Vendre ses parts n’est plus automatique. En effet, le marché secondaire manque d’organisation par rapport au marché primaire. Pour sortir, le vendeur doit souvent attendre qu’un nouvel investisseur apporte de l’argent frais.
Pourtant, la collecte s’effondre. Selon l’Aspim, plusieurs grandes sociétés de gestion n’ont attiré aucun nouvel acheteur fin 2025. Sans contrepartie, les clients restent coincés pendant des années.
Pour débloquer la situation, les gérants activent parfois un fonds de remboursement. La société vend alors ses propres immeubles pour racheter les parts des clients.
Toutefois, ce mécanisme reste limité. Les délais sont longs et les remboursements sont souvent plafonnés à un petit nombre de parts.
Par ailleurs, certains gérants choisissent une solution radicale : le passage au capital fixe. Ce système confronte directement les vendeurs et les acheteurs chaque mois. La loi de l’offre et de la demande fixe alors le prix.
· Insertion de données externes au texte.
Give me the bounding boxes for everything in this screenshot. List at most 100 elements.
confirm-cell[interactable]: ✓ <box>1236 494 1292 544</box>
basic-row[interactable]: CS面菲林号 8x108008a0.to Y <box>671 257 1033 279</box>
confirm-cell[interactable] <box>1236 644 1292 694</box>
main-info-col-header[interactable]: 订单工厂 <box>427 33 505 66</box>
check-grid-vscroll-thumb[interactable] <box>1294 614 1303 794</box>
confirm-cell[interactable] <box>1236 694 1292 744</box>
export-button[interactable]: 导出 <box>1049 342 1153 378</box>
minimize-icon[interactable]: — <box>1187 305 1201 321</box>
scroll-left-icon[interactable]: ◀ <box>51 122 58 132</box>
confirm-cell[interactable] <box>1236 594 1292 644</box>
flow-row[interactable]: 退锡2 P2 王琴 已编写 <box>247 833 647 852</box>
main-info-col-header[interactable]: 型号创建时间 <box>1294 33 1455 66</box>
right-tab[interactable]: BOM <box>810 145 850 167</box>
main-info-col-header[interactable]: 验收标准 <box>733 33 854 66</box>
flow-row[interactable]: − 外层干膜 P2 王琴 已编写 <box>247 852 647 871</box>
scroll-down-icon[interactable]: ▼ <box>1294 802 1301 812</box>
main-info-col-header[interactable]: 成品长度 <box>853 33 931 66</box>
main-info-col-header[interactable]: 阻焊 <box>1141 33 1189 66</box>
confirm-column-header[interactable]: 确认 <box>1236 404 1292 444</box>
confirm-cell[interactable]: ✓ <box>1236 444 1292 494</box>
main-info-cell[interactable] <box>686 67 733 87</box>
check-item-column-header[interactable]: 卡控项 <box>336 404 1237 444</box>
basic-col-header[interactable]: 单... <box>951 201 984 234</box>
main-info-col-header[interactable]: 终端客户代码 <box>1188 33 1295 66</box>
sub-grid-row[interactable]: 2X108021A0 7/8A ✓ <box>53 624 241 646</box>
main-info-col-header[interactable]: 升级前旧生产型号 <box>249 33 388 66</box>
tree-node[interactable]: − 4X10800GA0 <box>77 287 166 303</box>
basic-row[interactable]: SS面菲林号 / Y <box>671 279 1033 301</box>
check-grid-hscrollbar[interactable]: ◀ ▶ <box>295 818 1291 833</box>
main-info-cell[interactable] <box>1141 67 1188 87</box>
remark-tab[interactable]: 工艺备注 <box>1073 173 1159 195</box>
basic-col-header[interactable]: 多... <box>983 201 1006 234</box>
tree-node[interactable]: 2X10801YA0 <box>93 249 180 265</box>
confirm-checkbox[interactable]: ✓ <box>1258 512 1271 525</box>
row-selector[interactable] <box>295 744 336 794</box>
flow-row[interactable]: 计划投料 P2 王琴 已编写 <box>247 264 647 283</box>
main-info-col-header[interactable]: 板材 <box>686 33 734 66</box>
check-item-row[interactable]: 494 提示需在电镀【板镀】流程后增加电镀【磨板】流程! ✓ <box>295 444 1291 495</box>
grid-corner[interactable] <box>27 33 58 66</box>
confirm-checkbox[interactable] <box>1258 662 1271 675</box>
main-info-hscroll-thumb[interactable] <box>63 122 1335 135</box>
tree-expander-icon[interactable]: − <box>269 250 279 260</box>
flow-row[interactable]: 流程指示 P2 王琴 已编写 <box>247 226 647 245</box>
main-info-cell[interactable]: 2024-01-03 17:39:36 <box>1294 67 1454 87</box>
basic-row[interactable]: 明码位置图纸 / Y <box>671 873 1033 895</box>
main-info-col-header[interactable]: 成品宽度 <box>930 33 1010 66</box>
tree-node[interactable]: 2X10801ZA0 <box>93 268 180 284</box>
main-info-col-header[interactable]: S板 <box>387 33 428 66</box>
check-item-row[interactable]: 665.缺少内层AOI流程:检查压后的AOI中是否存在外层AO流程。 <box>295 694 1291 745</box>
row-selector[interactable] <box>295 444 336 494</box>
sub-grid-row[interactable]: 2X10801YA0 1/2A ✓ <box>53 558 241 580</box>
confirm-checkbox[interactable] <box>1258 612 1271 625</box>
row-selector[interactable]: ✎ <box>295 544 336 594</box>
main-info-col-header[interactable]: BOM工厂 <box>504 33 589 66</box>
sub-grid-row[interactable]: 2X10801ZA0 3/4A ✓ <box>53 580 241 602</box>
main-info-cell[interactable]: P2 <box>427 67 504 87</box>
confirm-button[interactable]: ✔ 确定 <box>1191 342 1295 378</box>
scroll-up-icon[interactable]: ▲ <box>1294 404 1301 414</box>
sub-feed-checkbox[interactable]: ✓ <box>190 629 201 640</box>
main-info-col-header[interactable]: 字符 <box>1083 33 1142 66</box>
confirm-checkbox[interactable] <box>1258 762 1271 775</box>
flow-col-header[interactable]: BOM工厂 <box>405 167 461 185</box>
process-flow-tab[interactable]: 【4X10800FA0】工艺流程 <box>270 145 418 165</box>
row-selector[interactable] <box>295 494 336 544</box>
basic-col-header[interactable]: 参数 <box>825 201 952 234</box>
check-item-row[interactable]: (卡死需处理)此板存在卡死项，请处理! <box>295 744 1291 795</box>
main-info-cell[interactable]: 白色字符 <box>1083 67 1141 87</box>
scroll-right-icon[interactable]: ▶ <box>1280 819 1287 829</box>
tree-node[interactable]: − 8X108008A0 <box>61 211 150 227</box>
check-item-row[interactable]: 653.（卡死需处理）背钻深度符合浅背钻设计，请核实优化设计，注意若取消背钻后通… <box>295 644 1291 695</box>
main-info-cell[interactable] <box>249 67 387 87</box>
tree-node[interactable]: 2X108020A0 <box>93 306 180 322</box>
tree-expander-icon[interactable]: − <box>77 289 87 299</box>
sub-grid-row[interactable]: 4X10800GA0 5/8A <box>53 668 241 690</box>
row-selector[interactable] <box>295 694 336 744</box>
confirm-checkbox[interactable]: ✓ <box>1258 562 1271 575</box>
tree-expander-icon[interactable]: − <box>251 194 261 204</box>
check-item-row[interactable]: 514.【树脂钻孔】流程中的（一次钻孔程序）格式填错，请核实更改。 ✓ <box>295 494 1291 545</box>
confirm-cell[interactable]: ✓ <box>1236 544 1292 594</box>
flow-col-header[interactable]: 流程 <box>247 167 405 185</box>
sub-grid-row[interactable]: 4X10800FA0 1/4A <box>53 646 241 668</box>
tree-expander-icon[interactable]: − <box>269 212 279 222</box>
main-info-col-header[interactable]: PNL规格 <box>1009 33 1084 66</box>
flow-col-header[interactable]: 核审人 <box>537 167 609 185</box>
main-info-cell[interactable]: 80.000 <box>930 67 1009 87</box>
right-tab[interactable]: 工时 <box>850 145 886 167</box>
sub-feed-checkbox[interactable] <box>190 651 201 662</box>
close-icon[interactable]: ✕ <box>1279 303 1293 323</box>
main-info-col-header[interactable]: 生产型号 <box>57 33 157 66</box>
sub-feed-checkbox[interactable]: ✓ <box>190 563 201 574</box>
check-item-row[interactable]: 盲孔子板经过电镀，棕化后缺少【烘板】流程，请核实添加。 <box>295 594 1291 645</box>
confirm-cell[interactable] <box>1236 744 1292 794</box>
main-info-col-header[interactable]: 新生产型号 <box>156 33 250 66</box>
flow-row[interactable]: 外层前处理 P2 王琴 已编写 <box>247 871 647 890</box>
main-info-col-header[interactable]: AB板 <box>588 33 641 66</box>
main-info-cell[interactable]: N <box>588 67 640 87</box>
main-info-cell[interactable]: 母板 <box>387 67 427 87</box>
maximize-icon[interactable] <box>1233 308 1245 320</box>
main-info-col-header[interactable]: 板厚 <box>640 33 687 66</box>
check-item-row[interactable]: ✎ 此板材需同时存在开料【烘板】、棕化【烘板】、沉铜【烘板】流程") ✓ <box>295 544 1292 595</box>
Malheureusement, cette méthode révèle des chutes de prix brutales. Par exemple, la SCPI Novapierre Résidentiel a vu sa valeur chuter de 53 % par rapport à sa valeur réelle. Les experts comparent souvent cette étape ultime à des « soins palliatifs ».
Face à ce vide, de nouveaux acteurs comme 2ndmarket.fr ou vendremascpi.com émergent. Ces plateformes permettent aux porteurs de parts de vendre plus rapidement, souvent en 4 à 8 semaines.
Certes, le volume de transactions reste faible par rapport aux milliards en attente de retrait. Néanmoins, ces outils connaissent une croissance fulgurante. Ils attirent une nouvelle clientèle : les chasseurs de rendement.
Sur ces plateformes, le vendeur doit accepter une forte décote, généralement entre 20 % et 30 %.
En conséquence, le rendement mécanique pour l’acheteur augmente. Les investisseurs visent ainsi des taux de distribution entre 6 % et 7 %.
De plus, l’acheteur perçoit les revenus immédiatement après la transaction. Même si les frais d’acquisition sont élevés (environ 7 %), l’opportunité reste réelle.
En résumé, le marché secondaire ne crée pas la crise, mais il révèle la valeur réelle des parts. Pour un vendeur pressé, c’est une porte de sortie rapide. Pour un acheteur averti, c’est l’occasion de saisir des actifs immobiliers à prix cassé.